I don't think you have any experience on 50mm pipe spacings. It appears you have done one install, on 300mm pipe spacings, using a totally different heat source and flow temperate to mine.

Posted

Still interested in the Gas Boiler being used because if you are modelling heat ouputs from the floor based on a boiler flow temp (no mixers or blending) you might find that quite difficult - if you have got a boiler that will do low flow temps and weather compensation then if you are all UFH then you’ve no need to mix or blend and circuit control becomes much simpler - just flow rate changes through the circuits to balance the heat output required

Posted
58 minutes ago, James of the North said:

don't think you have any experience on 50mm pipe spacings. It appears you have done one install, on 300mm pipe spacings, using a totally different heat source and flow temperate to mine.

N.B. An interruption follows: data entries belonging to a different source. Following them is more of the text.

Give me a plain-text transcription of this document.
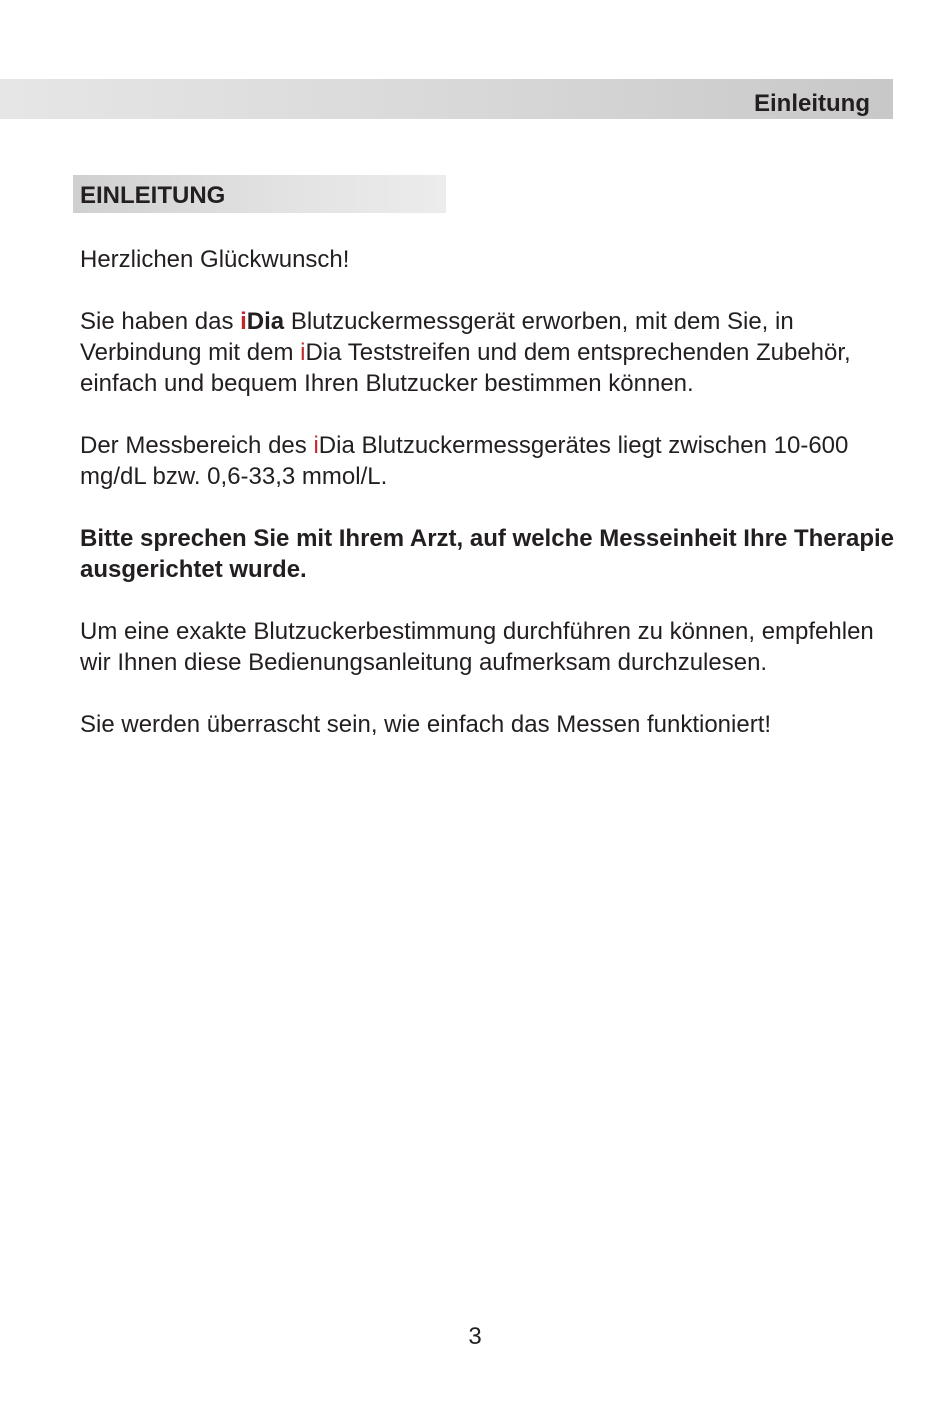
Einleitung
EINLEITUNG

Herzlichen Glückwunsch!

Sie haben das iDia Blutzuckermessgerät erworben, mit dem Sie, in Verbindung mit dem iDia Teststreifen und dem entsprechenden Zubehör, einfach und bequem Ihren Blutzucker bestimmen können.

Der Messbereich des iDia Blutzuckermessgerätes liegt zwischen 10-600 mg/dL bzw. 0,6-33,3 mmol/L.

Bitte sprechen Sie mit Ihrem Arzt, auf welche Messeinheit Ihre Therapie ausgerichtet wurde.

Um eine exakte Blutzuckerbestimmung durchführen zu können, empfehlen wir Ihnen diese Bedienungsanleitung aufmerksam durchzulesen.

Sie werden überrascht sein, wie einfach das Messen funktioniert!

3
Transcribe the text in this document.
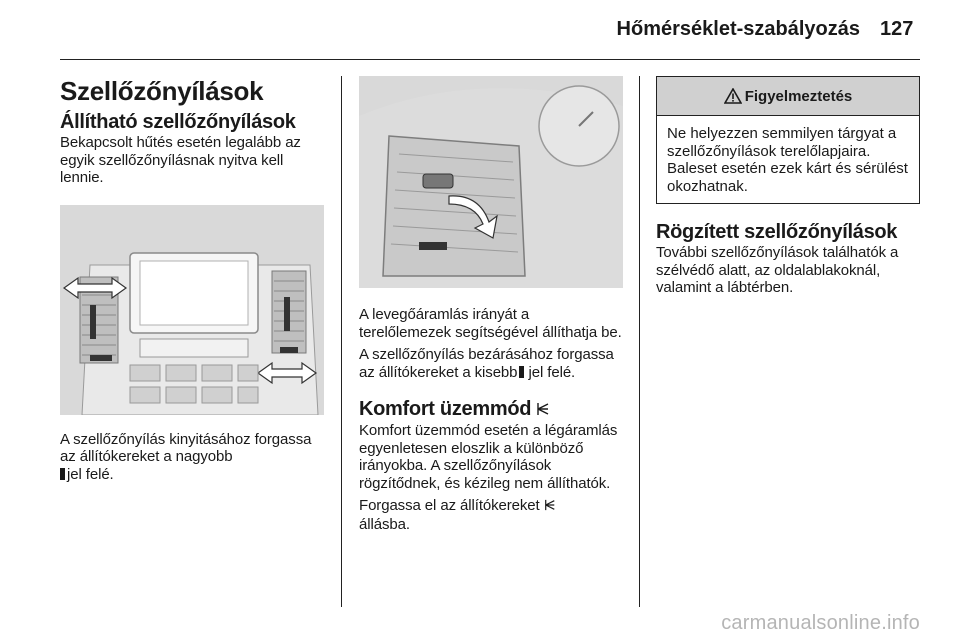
Hőmérséklet-szabályozás 127
Szellőzőnyílások
Állítható szellőzőnyílások

Bekapcsolt hűtés esetén legalább az egyik szellőzőnyílásnak nyitva kell lennie.

A szellőzőnyílás kinyitásához forgassa az állítókereket a nagyobb
jel felé.

A levegőáramlás irányát a terelőlemezek segítségével állíthatja be.

A szellőzőnyílás bezárásához forgassa az állítókereket a kisebb jel felé.

Komfort üzemmód

Komfort üzemmód esetén a légáramlás egyenletesen eloszlik a különböző irányokba. A szellőzőnyílások rögzítődnek, és kézileg nem állíthatók.

Forgassa el az állítókereket
állásba.

Figyelmeztetés
Ne helyezzen semmilyen tárgyat a szellőzőnyílások terelőlapjaira. Baleset esetén ezek kárt és sérülést okozhatnak.
Rögzített szellőzőnyílások

További szellőzőnyílások találhatók a szélvédő alatt, az oldalablakoknál, valamint a lábtérben.

carmanualsonline.info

Good way to keep anyone who has responded on your side!

 

have you ever installed Ufh?

Posted

@James of the North I appears there is a disconnect between what you are asking and the answers you are getting. I want to try an explain why and hope that in doing so will help you get the best value from this forum.

 

Based on your questions you clearly have some knowledge of ufh systems and have done most of the design work already. I think you came here wanting some very specific questions answered and are not really getting those questions answered in the way you want. The reason for this is that your questions imply you have a situation that is far outside what is normally required and the first thought of many of us here is that there must be something wrong in the assumptions that lead to your questions.

 

This forum has a long history of people coming with questions like this that after some back and forth prove to be based on either mistakes or misunderstandings at the design phase and after further work the result is a system that is fairly different from the starting point. It may be that your calcs are all correct and you indeed do have a very unusual situation but if you want to get full engagement and value from this forum help us understand that. Show us your design, floor plans, heat loss calculations, answer questions even if they don't seem valid to you. It will take some back and forth but either someone will point out a mistake/misunderstanding that leads to a different design or you will get people fully engaged in helping you get the best result.

  • Like 1
Posted
On 07/09/2025 at 12:10, James of the North said:

I disagree. If the flow temperature was say 40 degrees, what is to stop the floor surface temp increasing way beyond 27 to 29, where you have very close pipes in transition?

Because @James of the North is asking about increasing pipe spacing in specific rooms, not 50mm pipe spacing near the manifold (where a somewhat higher temperature would occur).